0 votes Thank Flag Link Sat Jan 9, 2010
I am not sure whether in this case the listing was re-listed by the same agent or a different one. It doesn't matter...the days on market start over. We are members of this MLS and if I were guessing, I would say that as realtors in Wisconsin, when you get licensed, you are agents of the seller by law. In this "spirit of the law" a listing appearing new on the market...which usually has a different price...may have in some way been improved...remodeling or updated,,,the listing appears "fresh to the market." It also may have been lag time for a couple reasons...the refreshing or repairing/replacing...and the time it may have taken for the agent...a new one OR the same one to have new pictures...or all different pictures as in the case of a different agent who cannot legally use those from the former listing. If you have a real estate agent, he/she can check the history of the property and tell you the cumulative number of days on market. That's the inside story from a Brookfield, WI agent...happy to help you, at your service.

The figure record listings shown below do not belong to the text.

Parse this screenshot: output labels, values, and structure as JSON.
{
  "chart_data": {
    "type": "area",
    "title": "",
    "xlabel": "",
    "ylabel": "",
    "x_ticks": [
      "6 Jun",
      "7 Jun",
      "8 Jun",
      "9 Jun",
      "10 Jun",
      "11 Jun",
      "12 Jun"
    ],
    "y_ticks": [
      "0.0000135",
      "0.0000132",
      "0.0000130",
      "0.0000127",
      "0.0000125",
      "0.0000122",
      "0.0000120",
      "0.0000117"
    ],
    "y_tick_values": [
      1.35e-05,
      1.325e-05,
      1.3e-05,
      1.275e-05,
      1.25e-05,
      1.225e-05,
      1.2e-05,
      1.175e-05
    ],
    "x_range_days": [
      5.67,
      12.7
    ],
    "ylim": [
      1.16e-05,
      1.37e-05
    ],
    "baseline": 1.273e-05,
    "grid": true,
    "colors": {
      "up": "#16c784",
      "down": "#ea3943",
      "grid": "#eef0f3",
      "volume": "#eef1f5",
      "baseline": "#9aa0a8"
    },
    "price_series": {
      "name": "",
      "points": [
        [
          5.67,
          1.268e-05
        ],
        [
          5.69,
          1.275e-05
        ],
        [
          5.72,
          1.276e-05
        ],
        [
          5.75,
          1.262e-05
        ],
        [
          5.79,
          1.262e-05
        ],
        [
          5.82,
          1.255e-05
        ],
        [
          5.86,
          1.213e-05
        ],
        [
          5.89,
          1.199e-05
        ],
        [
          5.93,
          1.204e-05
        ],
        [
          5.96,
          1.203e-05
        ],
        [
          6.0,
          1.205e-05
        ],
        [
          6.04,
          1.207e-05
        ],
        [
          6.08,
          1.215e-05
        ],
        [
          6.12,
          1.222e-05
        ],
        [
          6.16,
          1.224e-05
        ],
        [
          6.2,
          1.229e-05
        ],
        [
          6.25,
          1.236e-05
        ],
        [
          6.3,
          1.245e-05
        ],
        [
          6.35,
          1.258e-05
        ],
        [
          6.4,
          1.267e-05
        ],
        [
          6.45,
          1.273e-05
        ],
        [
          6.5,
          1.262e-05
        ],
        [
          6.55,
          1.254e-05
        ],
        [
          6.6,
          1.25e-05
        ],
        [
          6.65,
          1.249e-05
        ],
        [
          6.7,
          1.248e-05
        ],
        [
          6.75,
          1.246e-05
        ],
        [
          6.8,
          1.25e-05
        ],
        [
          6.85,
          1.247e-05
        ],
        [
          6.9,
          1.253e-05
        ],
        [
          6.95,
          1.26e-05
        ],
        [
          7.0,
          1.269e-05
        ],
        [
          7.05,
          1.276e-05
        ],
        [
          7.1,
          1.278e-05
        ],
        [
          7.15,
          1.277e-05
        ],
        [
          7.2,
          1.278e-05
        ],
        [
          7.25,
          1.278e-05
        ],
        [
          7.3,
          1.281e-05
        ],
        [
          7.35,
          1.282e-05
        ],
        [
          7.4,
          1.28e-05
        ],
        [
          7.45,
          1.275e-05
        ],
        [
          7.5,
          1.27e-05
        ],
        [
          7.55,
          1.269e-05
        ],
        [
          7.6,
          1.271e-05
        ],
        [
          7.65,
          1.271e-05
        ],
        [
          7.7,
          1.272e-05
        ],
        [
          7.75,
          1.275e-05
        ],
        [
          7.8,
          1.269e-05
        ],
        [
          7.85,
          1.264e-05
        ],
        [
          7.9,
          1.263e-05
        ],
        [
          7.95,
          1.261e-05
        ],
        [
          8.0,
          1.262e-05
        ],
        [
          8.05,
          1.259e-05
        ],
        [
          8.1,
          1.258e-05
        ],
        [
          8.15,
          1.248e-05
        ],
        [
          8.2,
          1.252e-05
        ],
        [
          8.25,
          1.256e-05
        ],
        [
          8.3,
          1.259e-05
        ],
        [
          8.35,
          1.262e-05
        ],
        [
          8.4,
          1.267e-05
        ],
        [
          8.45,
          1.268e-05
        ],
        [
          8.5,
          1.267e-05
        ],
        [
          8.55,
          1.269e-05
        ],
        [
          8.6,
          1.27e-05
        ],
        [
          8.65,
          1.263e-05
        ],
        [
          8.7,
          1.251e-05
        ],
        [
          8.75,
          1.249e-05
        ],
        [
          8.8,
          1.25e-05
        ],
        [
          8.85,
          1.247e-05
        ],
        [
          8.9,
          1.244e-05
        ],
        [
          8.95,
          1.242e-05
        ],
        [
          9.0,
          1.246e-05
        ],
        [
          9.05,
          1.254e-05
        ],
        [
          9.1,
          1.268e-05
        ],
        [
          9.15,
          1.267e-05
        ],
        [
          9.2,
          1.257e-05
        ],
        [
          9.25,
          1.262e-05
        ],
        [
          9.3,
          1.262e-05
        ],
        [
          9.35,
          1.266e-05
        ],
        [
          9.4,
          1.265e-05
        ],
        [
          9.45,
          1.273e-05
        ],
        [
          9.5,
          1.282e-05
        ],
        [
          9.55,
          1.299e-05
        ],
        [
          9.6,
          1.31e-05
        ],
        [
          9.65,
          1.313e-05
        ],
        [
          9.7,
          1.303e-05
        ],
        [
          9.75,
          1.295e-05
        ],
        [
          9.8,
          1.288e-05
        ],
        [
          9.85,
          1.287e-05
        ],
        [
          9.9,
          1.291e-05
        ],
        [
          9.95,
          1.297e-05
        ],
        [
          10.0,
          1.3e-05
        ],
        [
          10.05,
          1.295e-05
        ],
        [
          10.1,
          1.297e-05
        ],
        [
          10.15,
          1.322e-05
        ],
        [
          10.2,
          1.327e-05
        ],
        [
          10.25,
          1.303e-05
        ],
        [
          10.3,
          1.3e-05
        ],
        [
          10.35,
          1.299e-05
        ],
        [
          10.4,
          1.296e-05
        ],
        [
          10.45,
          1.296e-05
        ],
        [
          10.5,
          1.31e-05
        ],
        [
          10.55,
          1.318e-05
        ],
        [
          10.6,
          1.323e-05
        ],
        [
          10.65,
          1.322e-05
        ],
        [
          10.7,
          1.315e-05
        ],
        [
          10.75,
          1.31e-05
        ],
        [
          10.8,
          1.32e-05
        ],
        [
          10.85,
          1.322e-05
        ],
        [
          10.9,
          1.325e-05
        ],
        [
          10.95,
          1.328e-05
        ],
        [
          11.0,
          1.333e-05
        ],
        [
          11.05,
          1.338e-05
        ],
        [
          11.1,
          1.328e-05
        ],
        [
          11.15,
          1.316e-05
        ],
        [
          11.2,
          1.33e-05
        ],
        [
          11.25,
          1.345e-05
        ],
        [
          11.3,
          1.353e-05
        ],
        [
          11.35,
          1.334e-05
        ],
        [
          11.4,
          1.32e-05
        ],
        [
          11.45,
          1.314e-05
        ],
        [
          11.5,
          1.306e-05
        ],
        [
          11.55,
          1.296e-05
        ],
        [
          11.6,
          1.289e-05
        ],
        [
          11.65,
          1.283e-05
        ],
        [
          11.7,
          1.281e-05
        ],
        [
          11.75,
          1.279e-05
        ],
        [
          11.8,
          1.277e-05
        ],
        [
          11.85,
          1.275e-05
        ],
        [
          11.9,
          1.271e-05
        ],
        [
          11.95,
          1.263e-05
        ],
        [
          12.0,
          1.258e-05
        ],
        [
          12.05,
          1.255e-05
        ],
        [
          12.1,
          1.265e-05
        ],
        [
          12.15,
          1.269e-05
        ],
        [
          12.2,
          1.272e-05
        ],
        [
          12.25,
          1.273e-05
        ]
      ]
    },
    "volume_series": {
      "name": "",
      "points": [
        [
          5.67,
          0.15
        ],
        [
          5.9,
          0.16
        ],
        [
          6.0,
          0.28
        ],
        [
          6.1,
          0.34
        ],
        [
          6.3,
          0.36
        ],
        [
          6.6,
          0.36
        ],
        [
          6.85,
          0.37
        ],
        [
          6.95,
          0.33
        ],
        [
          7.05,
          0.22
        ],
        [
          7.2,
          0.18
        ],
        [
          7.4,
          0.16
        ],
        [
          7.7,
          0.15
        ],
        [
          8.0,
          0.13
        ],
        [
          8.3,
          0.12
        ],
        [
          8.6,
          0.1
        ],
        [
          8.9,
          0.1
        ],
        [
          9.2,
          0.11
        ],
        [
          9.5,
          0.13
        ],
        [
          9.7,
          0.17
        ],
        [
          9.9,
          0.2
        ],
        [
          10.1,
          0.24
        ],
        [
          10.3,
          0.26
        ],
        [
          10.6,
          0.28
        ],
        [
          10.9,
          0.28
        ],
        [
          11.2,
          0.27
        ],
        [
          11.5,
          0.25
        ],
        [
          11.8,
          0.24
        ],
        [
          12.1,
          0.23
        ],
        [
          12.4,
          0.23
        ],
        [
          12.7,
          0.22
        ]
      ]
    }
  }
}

0 votes Thank Flag Link Sat Jan 9, 2010
Every MLS is different - however, here is Greater Milwaukee Area anytime a property has a new listing contract, it is entered as a new listing. It is my belief that this is not done to "trick" the buyer since it is fairly easy to determine if the property was listed before. Sometimes a "fresh" approach will stimulate activity to find the right buyer.
0 votes Thank Flag Link Sat Jan 9, 2010
You're right, Kip, and I don't know the answer to that question either. The market time meter may still be running, though. A buyer should be able to ask the Realtor what the market history is of the property. Does that help?